According to a 2014 article in The New Yorker, the work arose from a conversation the artist had with Sheikha al-Mayassa Hamad bin Khalifa al-Thani, a sister of the Emir of Qatar, and a hugely influential figure in the art world.
The article quoted Serra’s recollection of the moment. “She asked me, ‘Would you build a piece in the landscape?,’ and I said to her, ‘What landscape?,’ and she said, ‘The desert.’ ”
The resultant combination of man’s work and the vast, timeless arid beauty of this landscape is sublime. I visited the area and Serra’s work yesterday together with Parfums Christian Dior’s UAE-based executives Frank Dagher Hayeck and Ingrid Pineau, together with the French fragrance house’s legendary Perfumer and Creator François Demachy. Sunset here is an unforgettable time, a moment of ethereal beauty.
We were guests of Qatar Duty Free Vice President Operations Thabet Musleh, who was keen to showcase this amazing country to us. In fact, I’ve not ceased to be amazed ever since I arrived here on Saturday night. Doha is an eclectic, vibrant city that blends ultra-modernity with tradition and elegance. I love the respect for culture here, a dynamic that finds magnificent expression at Hamad International, one of the world’s great airports.
I spoke in a column this week about the wonder (and I don’t use the word lightly) of the airport’s Al Safwa First Lounge (pictured below), an exquisitely refined, serene, architectural masterpiece. It was inspired by the design of Doha’s Museum of Islamic Art and embraces that cultural ethos with a beguiling combination of tranquility and refined rather than overstated sophistication.
And there’s much more to come from this extraordinary airport. Yesterday I had the great pleasure to meet and interview Hamad International Airport Chief Operating Officer Engr. Badr Al Meer (pictured below right with Thabet Musleh), a charming and driven man who takes daily energy, he told me, from the challenge of delivering a great airport and great consumer services to his country.
The airport’s next expansion phase will deliver increased capacity of over 60 million passengers (it’s currently 25-27 million on traffic expected to reach 37 million-plus this year) by the time it opens well in time for the opening match (15 November) of the 2022 FIFA World Cup.
“Every day is a new challenge,” Mr Badr told me. “The reason I accepted this job is for that challenge. This airport is one of the best facilities in the country… an icon in the Middle East and now considered one of the icons in the whole industry worldwide.

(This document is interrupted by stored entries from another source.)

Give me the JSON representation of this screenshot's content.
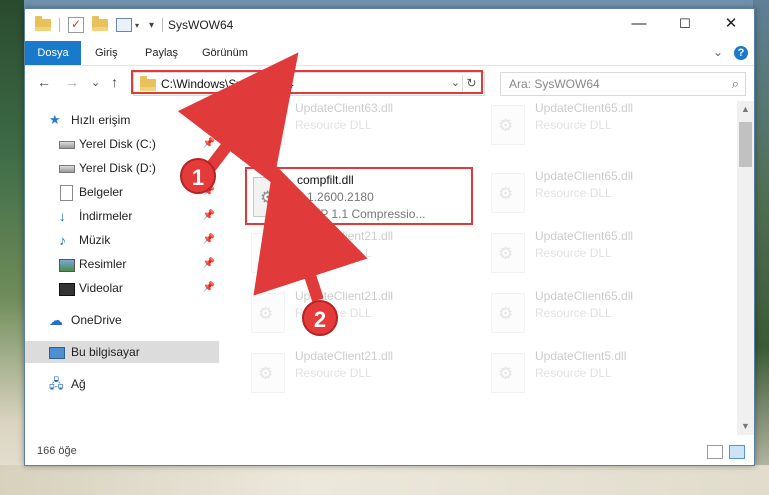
{
  "window": {
    "title": "SysWOW64",
    "controls": {
      "minimize": "—",
      "maximize": "☐",
      "close": "✕"
    }
  },
  "ribbon": {
    "tabs": [
      "Dosya",
      "Giriş",
      "Paylaş",
      "Görünüm"
    ],
    "collapse": "⌄",
    "help": "?"
  },
  "nav": {
    "back": "←",
    "forward": "→",
    "recent": "⌄",
    "up": "↑",
    "address": "C:\\Windows\\SysWOW64",
    "address_dropdown": "⌄",
    "refresh": "↻",
    "search_placeholder": "Ara: SysWOW64",
    "search_icon": "⌕"
  },
  "sidebar": {
    "items": [
      {
        "label": "Hızlı erişim",
        "icon": "star-icon",
        "pinned": false
      },
      {
        "label": "Yerel Disk (C:)",
        "icon": "drive-icon",
        "pinned": true
      },
      {
        "label": "Yerel Disk (D:)",
        "icon": "drive-icon",
        "pinned": true
      },
      {
        "label": "Belgeler",
        "icon": "documents-icon",
        "pinned": true
      },
      {
        "label": "İndirmeler",
        "icon": "downloads-icon",
        "pinned": true
      },
      {
        "label": "Müzik",
        "icon": "music-icon",
        "pinned": true
      },
      {
        "label": "Resimler",
        "icon": "pictures-icon",
        "pinned": true
      },
      {
        "label": "Videolar",
        "icon": "videos-icon",
        "pinned": true
      },
      {
        "label": "OneDrive",
        "icon": "cloud-icon",
        "pinned": false
      },
      {
        "label": "Bu bilgisayar",
        "icon": "computer-icon",
        "pinned": false,
        "selected": true
      },
      {
        "label": "Ağ",
        "icon": "network-icon",
        "pinned": false
      }
    ]
  },
  "files": {
    "selected": {
      "name": "compfilt.dll",
      "version": "5.1.2600.2180",
      "description": "HTTP 1.1 Compressio..."
    },
    "faded": [
      {
        "name": "UpdateClient63.dll",
        "desc": "Resource DLL"
      },
      {
        "name": "UpdateClient65.dll",
        "desc": "Resource DLL"
      },
      {
        "name": "UpdateClient65.dll",
        "desc": "Resource DLL"
      },
      {
        "name": "UpdateClient21.dll",
        "desc": "Resource DLL"
      },
      {
        "name": "UpdateClient65.dll",
        "desc": "Resource DLL"
      },
      {
        "name": "UpdateClient21.dll",
        "desc": "Resource DLL"
      },
      {
        "name": "UpdateClient65.dll",
        "desc": "Resource DLL"
      },
      {
        "name": "UpdateClient21.dll",
        "desc": "Resource DLL"
      },
      {
        "name": "UpdateClient5.dll",
        "desc": "Resource DLL"
      }
    ]
  },
  "status": {
    "count": "166 öğe"
  },
  "callouts": {
    "one": "1",
    "two": "2",
    "color": "#e03a3a"
  }
}
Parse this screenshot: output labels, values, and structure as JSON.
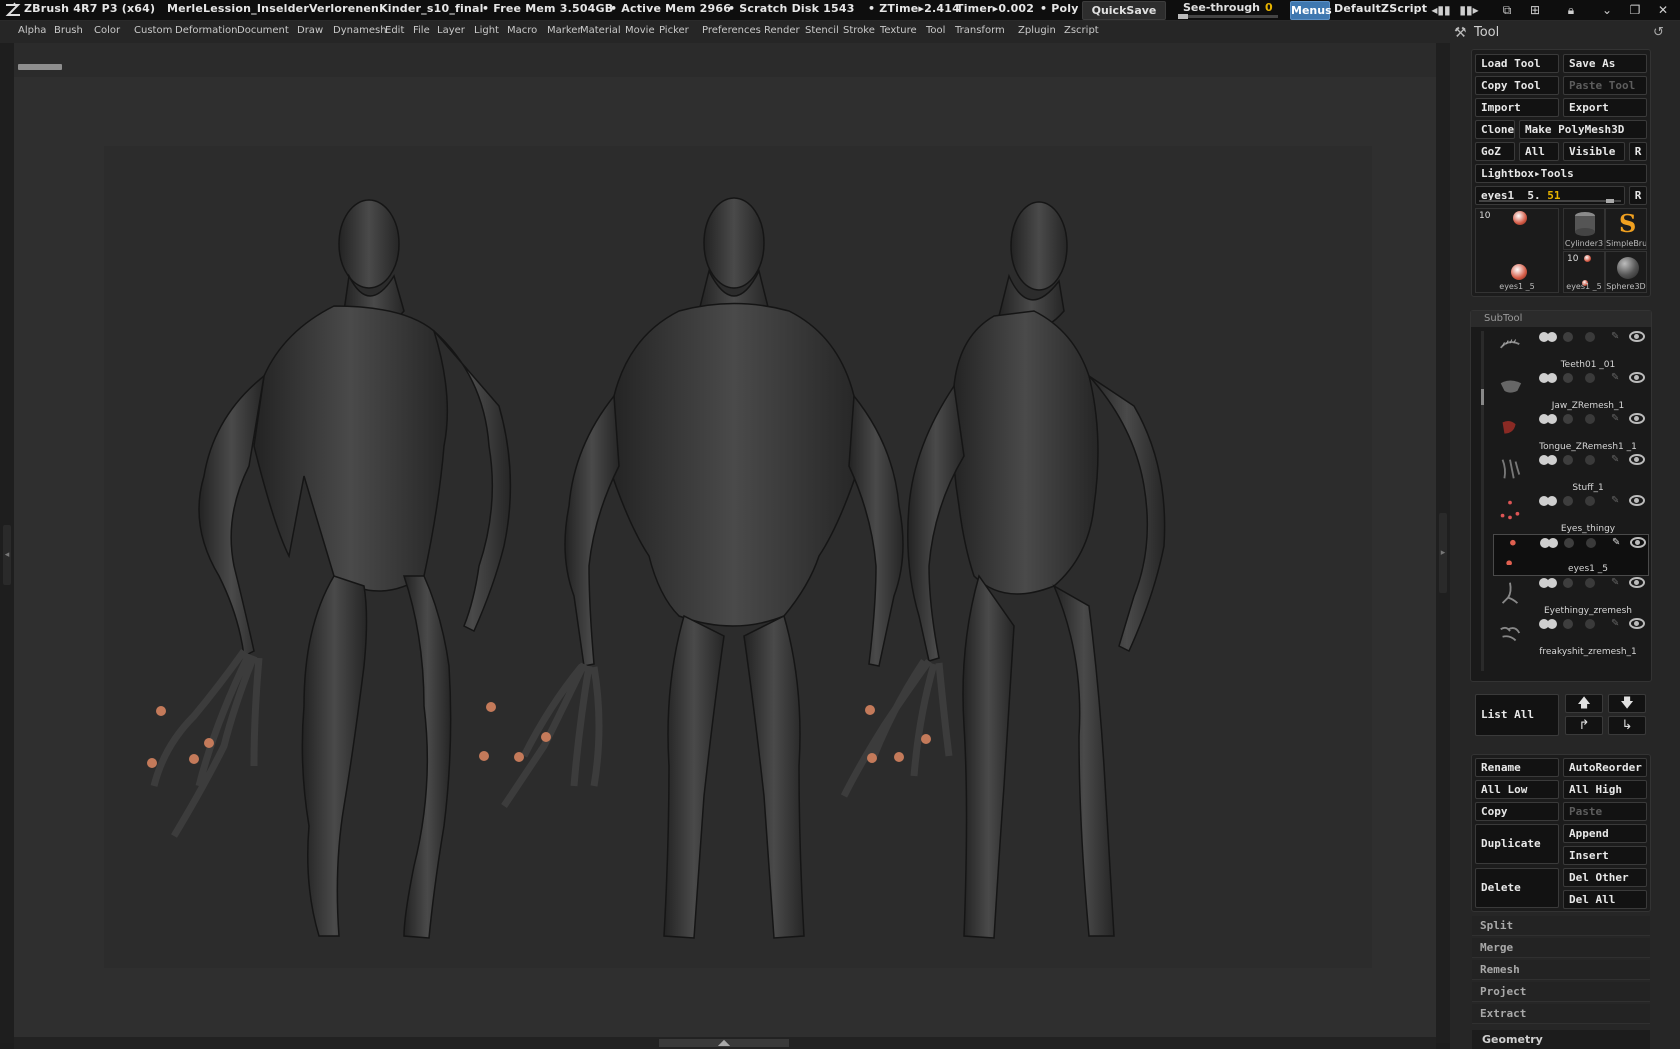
{
  "titlebar": {
    "app": "ZBrush 4R7 P3 (x64)",
    "document": "MerleLession_InselderVerlorenenKinder_s10_final",
    "free_mem": "• Free Mem 3.504GB",
    "active_mem": "• Active Mem 2966",
    "scratch_disk": "• Scratch Disk 1543",
    "ztime": "• ZTime▸2.414",
    "timer": "Timer▸0.002",
    "poly": "• Poly(",
    "quicksave": "QuickSave",
    "see_through_label": "See-through",
    "see_through_value": "0",
    "menus": "Menus",
    "default_zscript": "DefaultZScript"
  },
  "menubar": {
    "items": [
      "Alpha",
      "Brush",
      "Color",
      "Custom",
      "Deformation",
      "Document",
      "Draw",
      "Dynamesh",
      "Edit",
      "File",
      "Layer",
      "Light",
      "Macro",
      "Marker",
      "Material",
      "Movie",
      "Picker",
      "Preferences",
      "Render",
      "Stencil",
      "Stroke",
      "Texture",
      "Tool",
      "Transform",
      "Zplugin",
      "Zscript"
    ]
  },
  "tool_palette": {
    "title": "Tool",
    "buttons": {
      "load_tool": "Load Tool",
      "save_as": "Save As",
      "copy_tool": "Copy Tool",
      "paste_tool": "Paste Tool",
      "import": "Import",
      "export": "Export",
      "clone": "Clone",
      "make_polymesh3d": "Make PolyMesh3D",
      "goz": "GoZ",
      "all": "All",
      "visible": "Visible",
      "r": "R",
      "lightbox_tools": "Lightbox▸Tools"
    },
    "current_tool": {
      "name": "eyes1 _5.",
      "value": "51",
      "r": "R"
    },
    "thumbnails": [
      {
        "count": "10",
        "caption": "eyes1 _5"
      },
      {
        "count": "",
        "caption": "Cylinder3"
      },
      {
        "count": "",
        "caption": "SimpleBru"
      },
      {
        "count": "10",
        "caption": "eyes1 _5"
      },
      {
        "count": "",
        "caption": "Sphere3D"
      }
    ]
  },
  "subtool": {
    "title": "SubTool",
    "items": [
      {
        "name": "Teeth01 _01",
        "selected": false
      },
      {
        "name": "Jaw_ZRemesh_1",
        "selected": false
      },
      {
        "name": "Tongue_ZRemesh1 _1",
        "selected": false
      },
      {
        "name": "Stuff_1",
        "selected": false
      },
      {
        "name": "Eyes_thingy",
        "selected": false
      },
      {
        "name": "eyes1 _5",
        "selected": true
      },
      {
        "name": "Eyethingy_zremesh",
        "selected": false
      },
      {
        "name": "freakyshit_zremesh_1",
        "selected": false
      }
    ],
    "list_all": "List All",
    "rename": "Rename",
    "autoreorder": "AutoReorder",
    "all_low": "All Low",
    "all_high": "All High",
    "copy": "Copy",
    "paste": "Paste",
    "duplicate": "Duplicate",
    "append": "Append",
    "insert": "Insert",
    "delete": "Delete",
    "del_other": "Del Other",
    "del_all": "Del All"
  },
  "sections": [
    "Split",
    "Merge",
    "Remesh",
    "Project",
    "Extract"
  ],
  "geometry_label": "Geometry",
  "colors": {
    "accent_blue": "#3f78b0",
    "value_yellow": "#e8b400",
    "canvas_bg": "#2f2f2f",
    "panel_bg": "#262626"
  }
}
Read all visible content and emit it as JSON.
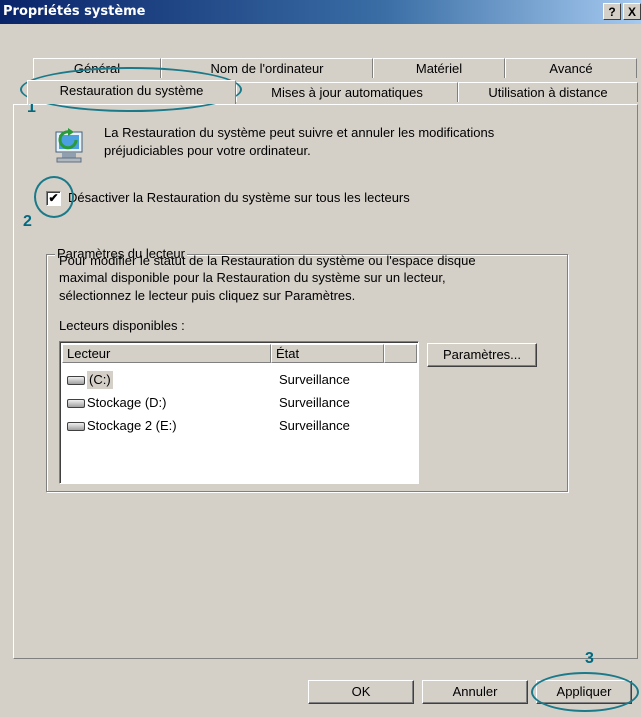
{
  "window": {
    "title": "Propriétés système",
    "help_btn": "?",
    "close_btn": "X"
  },
  "tabs_row1": [
    "Général",
    "Nom de l'ordinateur",
    "Matériel",
    "Avancé"
  ],
  "tabs_row2": [
    "Restauration du système",
    "Mises à jour automatiques",
    "Utilisation à distance"
  ],
  "intro": {
    "line1": "La Restauration du système peut suivre et annuler les modifications",
    "line2": "préjudiciables pour votre ordinateur."
  },
  "disable_checkbox": {
    "label": "Désactiver la Restauration du système sur tous les lecteurs",
    "checked": true,
    "mark": "✔"
  },
  "group": {
    "legend": "Paramètres du lecteur",
    "desc1": "Pour modifier le statut de la Restauration du système ou l'espace disque",
    "desc2": "maximal disponible pour la Restauration du système sur un lecteur,",
    "desc3": "sélectionnez le lecteur puis cliquez sur Paramètres.",
    "drives_label": "Lecteurs disponibles :",
    "columns": [
      "Lecteur",
      "État"
    ],
    "drives": [
      {
        "name": "(C:)",
        "state": "Surveillance"
      },
      {
        "name": "Stockage (D:)",
        "state": "Surveillance"
      },
      {
        "name": "Stockage 2 (E:)",
        "state": "Surveillance"
      }
    ],
    "settings_button": "Paramètres..."
  },
  "buttons": {
    "ok": "OK",
    "cancel": "Annuler",
    "apply": "Appliquer"
  },
  "annotations": {
    "a1": "1",
    "a2": "2",
    "a3": "3"
  }
}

Our challenge is how to raise the bar for ourselves. We are always challenging ourselves. We will never settle at one place and say, ‘Okay, we achieved that. Let us relax and let us sit back. We are happy where we are now.’
“And the good thing is that everybody working at the airport – all of the subsidiaries, stakeholders, government agencies – shares with us the same mindset. It’s about cooperation between all entities and stakeholders.”
Hamad International is notable within our industry for the common ownership of airline, airport and duty free company, another kind of ‘Trinity’, if you like, that ensures a rarely unified approach to growing the commercial pie while simultaneously ensuring the best possible customer service. No silo mentality here between operational and commercial imperatives. Look out for my interviews with Mr Badr and Qatar Airways Group Chief Executive His Excellency Akbar Al Baker, coming soon, in which they explain why that model is – and always will be – the right one for Qatar.
I’ve discovered more about this fascinating country in the past three days than I had in multiple visits down the years. There is so much to appreciate here and I feel that I have just scratched the surface. I cannot wait to return to this place where, like Serra’s astonishing work, East meets West and West meets East.